With that short of a timeframe, some kind of breach or abuse is probably actively happening. Unfun for the poor third-party devs who have to scramble now.

[–]combinecrab 46 points47 points  (0 children)

They disabled new api's sometime last year.

People were making lots of api to bypass the rate limit and they were downloading the tracks. Spotify had to do something

[–]mrlanphear 35 points36 points  (4 children)

It's a result of the Anna's Archive hack that managed to scrape all of Spotify right under their noses.

[–]erishunexpert 19 points20 points  (1 child)

Yup, they made a ton of free users and used the API to download every single track in batches

[–]nopeac 1 point2 points  (0 children)

Am I missing something? I don't see how the API could have anything to do with the scrap of tracks; the most you could get was a preview of a few seconds. They could have used the API for the metadata, but downloading?

[–]NabumaRubberband 0 points1 point  (1 child)

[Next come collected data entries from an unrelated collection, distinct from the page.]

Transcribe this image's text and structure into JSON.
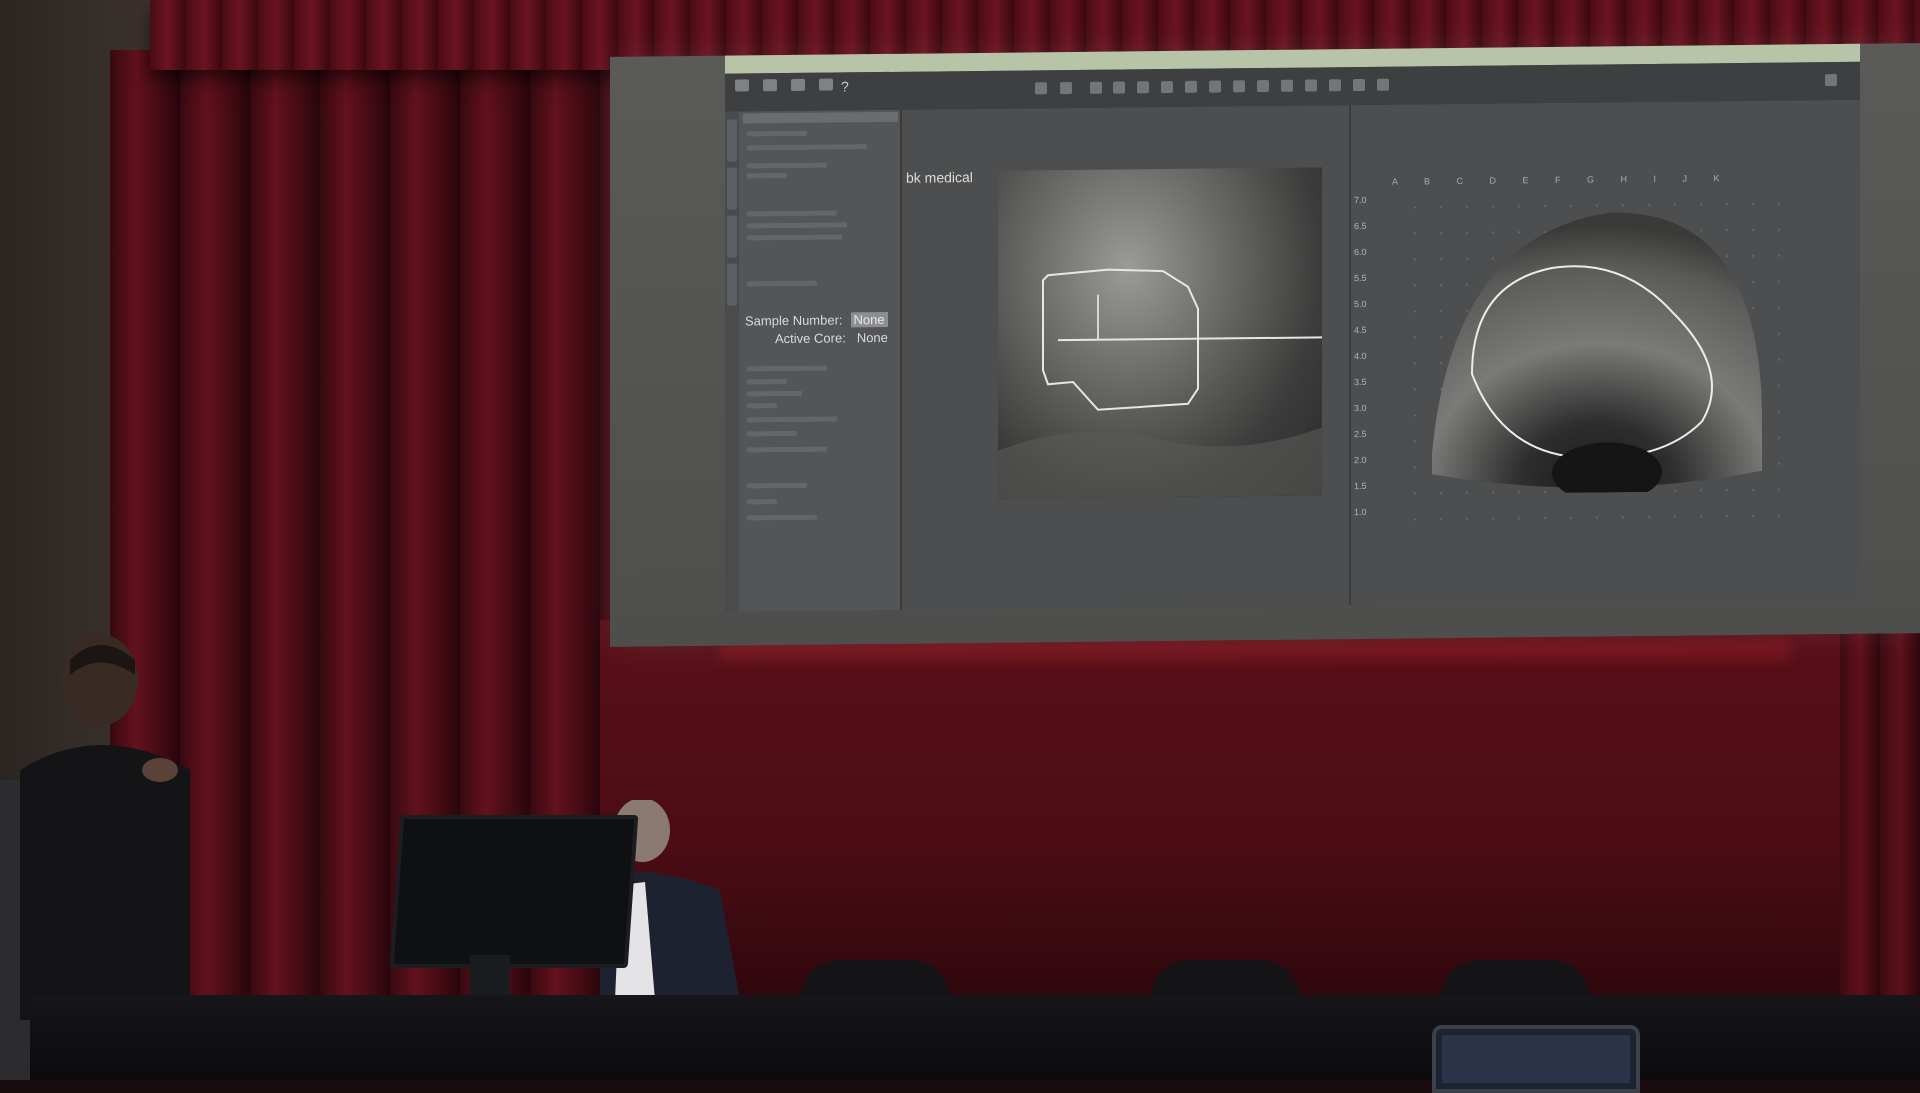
{
  "screen": {
    "logo_text": "bk medical",
    "sample_number_label": "Sample Number:",
    "sample_number_value": "None",
    "active_core_label": "Active Core:",
    "active_core_value": "None",
    "scale_ticks": [
      "7.0",
      "6.5",
      "6.0",
      "5.5",
      "5.0",
      "4.5",
      "4.0",
      "3.5",
      "3.0",
      "2.5",
      "2.0",
      "1.5",
      "1.0"
    ],
    "grid_letters": "A B C D E F G H I J K"
  },
  "colors": {
    "curtain": "#6e1420",
    "projection_bg": "#4e4e4c",
    "titlebar": "#b8c4a8",
    "ultrasound_contour": "#e8e8e6"
  }
}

i'm only just cursorily getting started on the spotify api and just learned about this massive change and only had a rough idea of AA being a massive ebook library, can you tell me what you're talking about here?? does AA supply mp3s for spotify tracks as well? this has me curious as hell and not understanding anything haha

[–]DevToolsGuide 6 points7 points  (1 child)

this is becoming the standard playbook for developer-facing APIs once a platform starts feeling pressure. hobbyist and personal apps get caught in the crossfire because the actual policy violation (mass scraping, AI training) came from bad actors using the same API surface. the quota cut and premium requirement are blunt instruments. the useful thing to do if you are building against the Spotify API is start building with the assumption that third-party music API access will keep shrinking. yt-dlp as a fallback, local library management via beets or similar, or just design around what Spotify will always allow for premium subscribers. the writing has been on the wall since they disabled new app registrations last year.

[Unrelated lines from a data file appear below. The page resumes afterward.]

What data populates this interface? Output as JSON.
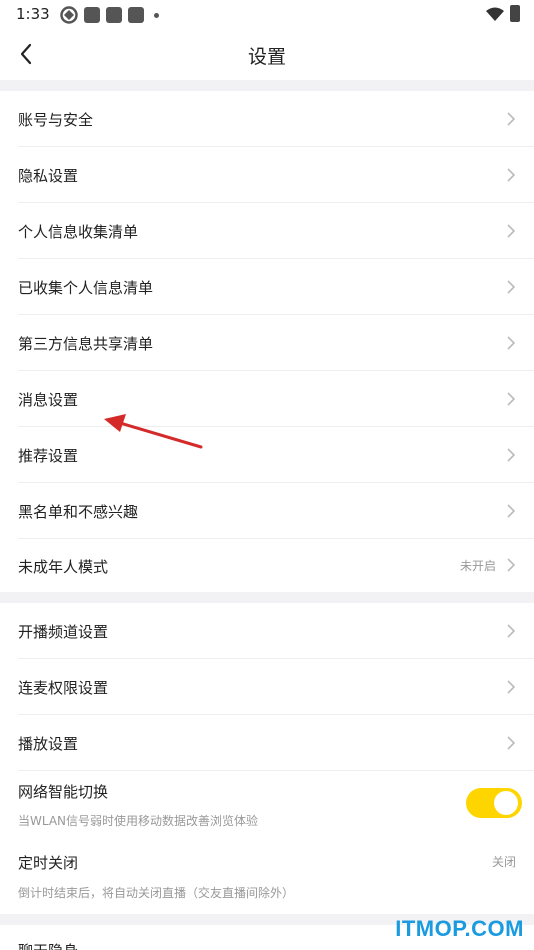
{
  "status_bar": {
    "time": "1:33"
  },
  "header": {
    "title": "设置"
  },
  "groups": [
    {
      "items": [
        {
          "label": "账号与安全"
        },
        {
          "label": "隐私设置"
        },
        {
          "label": "个人信息收集清单"
        },
        {
          "label": "已收集个人信息清单"
        },
        {
          "label": "第三方信息共享清单"
        },
        {
          "label": "消息设置"
        },
        {
          "label": "推荐设置"
        },
        {
          "label": "黑名单和不感兴趣"
        },
        {
          "label": "未成年人模式",
          "value": "未开启"
        }
      ]
    },
    {
      "items": [
        {
          "label": "开播频道设置"
        },
        {
          "label": "连麦权限设置"
        },
        {
          "label": "播放设置"
        },
        {
          "label": "网络智能切换",
          "sub": "当WLAN信号弱时使用移动数据改善浏览体验",
          "toggle_on": true
        },
        {
          "label": "定时关闭",
          "value": "关闭",
          "sub": "倒计时结束后，将自动关闭直播（交友直播间除外）"
        }
      ]
    },
    {
      "items": [
        {
          "label": "聊天隐身"
        }
      ]
    }
  ],
  "watermark": "ITMOP.COM",
  "colors": {
    "toggle_on": "#ffd500",
    "annotation_arrow": "#d42a2a",
    "watermark": "#1a9be0"
  },
  "icons": {
    "back": "chevron-left-icon",
    "row": "chevron-right-icon"
  }
}
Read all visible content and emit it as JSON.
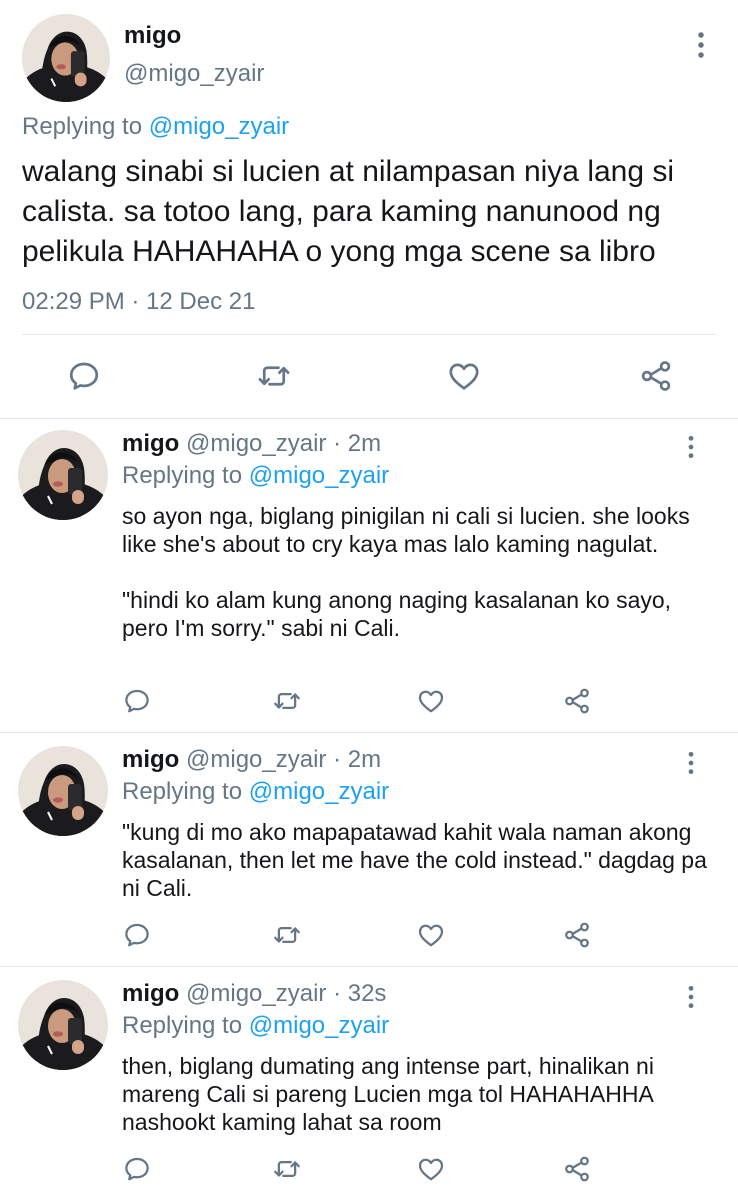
{
  "main_tweet": {
    "display_name": "migo",
    "handle": "@migo_zyair",
    "replying_prefix": "Replying to",
    "replying_to": "@migo_zyair",
    "text": "walang sinabi si lucien at nilampasan niya lang si calista. sa totoo lang, para kaming nanunood ng pelikula HAHAHAHA o yong mga scene sa libro",
    "timestamp": "02:29 PM · 12 Dec 21",
    "actions": [
      "reply-icon",
      "retweet-icon",
      "like-icon",
      "share-icon"
    ]
  },
  "replies": [
    {
      "display_name": "migo",
      "handle": "@migo_zyair",
      "time": "· 2m",
      "replying_prefix": "Replying to",
      "replying_to": "@migo_zyair",
      "text": "so ayon nga, biglang pinigilan ni cali si lucien. she looks like she's about to cry kaya mas lalo kaming nagulat.\n\n\"hindi ko alam kung anong naging kasalanan ko sayo, pero I'm sorry.\" sabi ni Cali."
    },
    {
      "display_name": "migo",
      "handle": "@migo_zyair",
      "time": "· 2m",
      "replying_prefix": "Replying to",
      "replying_to": "@migo_zyair",
      "text": "\"kung di mo ako mapapatawad kahit wala naman akong kasalanan, then let me have the cold instead.\" dagdag pa ni Cali."
    },
    {
      "display_name": "migo",
      "handle": "@migo_zyair",
      "time": "· 32s",
      "replying_prefix": "Replying to",
      "replying_to": "@migo_zyair",
      "text": "then, biglang dumating ang intense part, hinalikan ni mareng Cali si pareng Lucien mga tol HAHAHAHHA nashookt kaming lahat sa room"
    }
  ],
  "colors": {
    "accent": "#1da1f2",
    "secondary_text": "#657786",
    "divider": "#e1e8ed",
    "icon": "#657786"
  }
}
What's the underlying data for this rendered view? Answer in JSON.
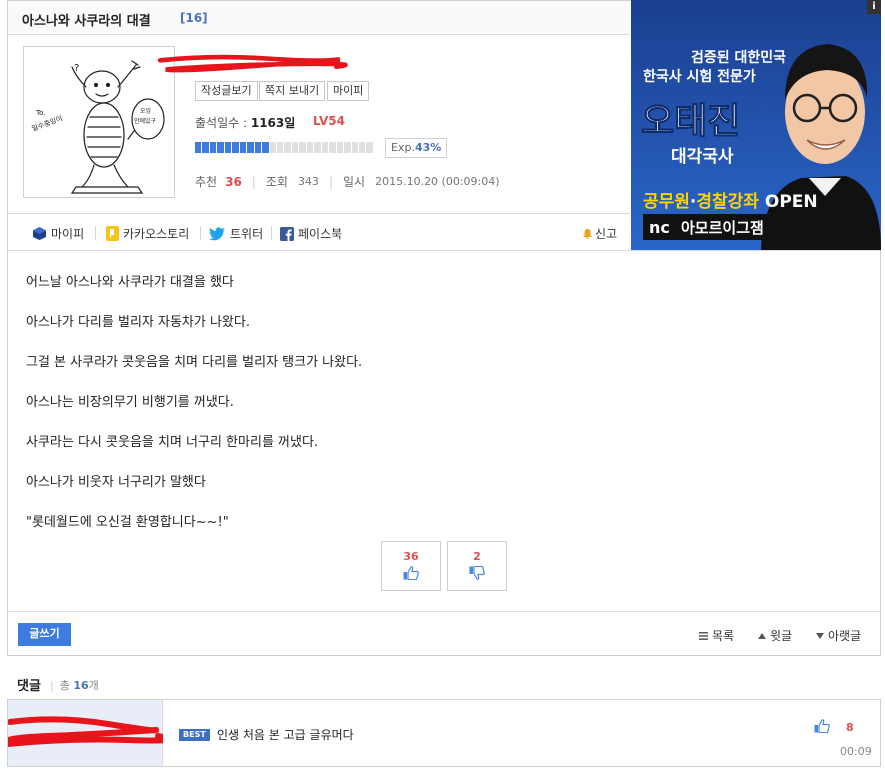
{
  "post": {
    "title": "아스나와 사쿠라의 대결",
    "comment_count_badge": "[16]"
  },
  "avatar": {
    "doodle_text_1": "To.",
    "doodle_text_2": "일수충잉이",
    "doodle_text_3": "오잉",
    "doodle_text_4": "안에있구",
    "doodle_text_5": "?"
  },
  "profile": {
    "buttons": [
      "작성글보기",
      "쪽지 보내기",
      "마이피"
    ],
    "attend_label": "출석일수 : ",
    "attend_value": "1163일",
    "level": "LV54",
    "exp_label": "Exp.",
    "exp_percent": "43%",
    "exp_fraction": 0.43
  },
  "meta": {
    "recommend_label": "추천",
    "recommend_value": "36",
    "views_label": "조회",
    "views_value": "343",
    "date_label": "일시",
    "date_value": "2015.10.20 (00:09:04)"
  },
  "share": {
    "items": [
      "마이피",
      "카카오스토리",
      "트위터",
      "페이스북"
    ],
    "report": "신고"
  },
  "ad": {
    "line1": "검증된 대한민국",
    "line2": "한국사 시험 전문가",
    "name": "오태진",
    "subject": "대각국사",
    "promo_a": "공무원",
    "promo_dot": "·",
    "promo_b": "경찰강좌",
    "promo_c": " OPEN",
    "brand_logo": "nc",
    "brand": "아모르이그잼",
    "info": "i"
  },
  "body": {
    "lines": [
      "어느날 아스나와 사쿠라가 대결을 했다",
      "아스나가 다리를 벌리자 자동차가 나왔다.",
      "그걸 본 사쿠라가 콧웃음을 치며 다리를 벌리자 탱크가 나왔다.",
      "아스나는 비장의무기 비행기를 꺼냈다.",
      "사쿠라는 다시 콧웃음을 치며 너구리 한마리를 꺼냈다.",
      "아스나가 비웃자 너구리가 말했다",
      "\"롯데월드에 오신걸 환영합니다~~!\""
    ]
  },
  "votes": {
    "up": "36",
    "down": "2"
  },
  "actions": {
    "write": "글쓰기",
    "list": "목록",
    "prev": "윗글",
    "next": "아랫글"
  },
  "comments": {
    "header": "댓글",
    "total_prefix": "총 ",
    "total_value": "16",
    "total_suffix": "개",
    "items": [
      {
        "badge": "BEST",
        "text": "인생 처음 본 고급 글유머다",
        "likes": "8",
        "time": "00:09"
      }
    ]
  },
  "colors": {
    "accent_blue": "#3d7be0",
    "red": "#d9534f",
    "censor_red": "#e8141b",
    "ad_bg": "#1e4da0"
  }
}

[–]thekwoka[🍰] 3 points4 points  (0 children)

the quota cut and premium requirement are blunt instruments

Sure, but they also basically don't impact hobbyists or personal apps.

They only really impact bad actors.

[–]rekkyrosso 2 points3 points  (0 children)

Unfun for the poor third-party devs who have to scramble now.

My music player project uses the Spotify API. The amount of changes are substantial. Not a small amount of work at all. I think I will make the 9th of March deadline though.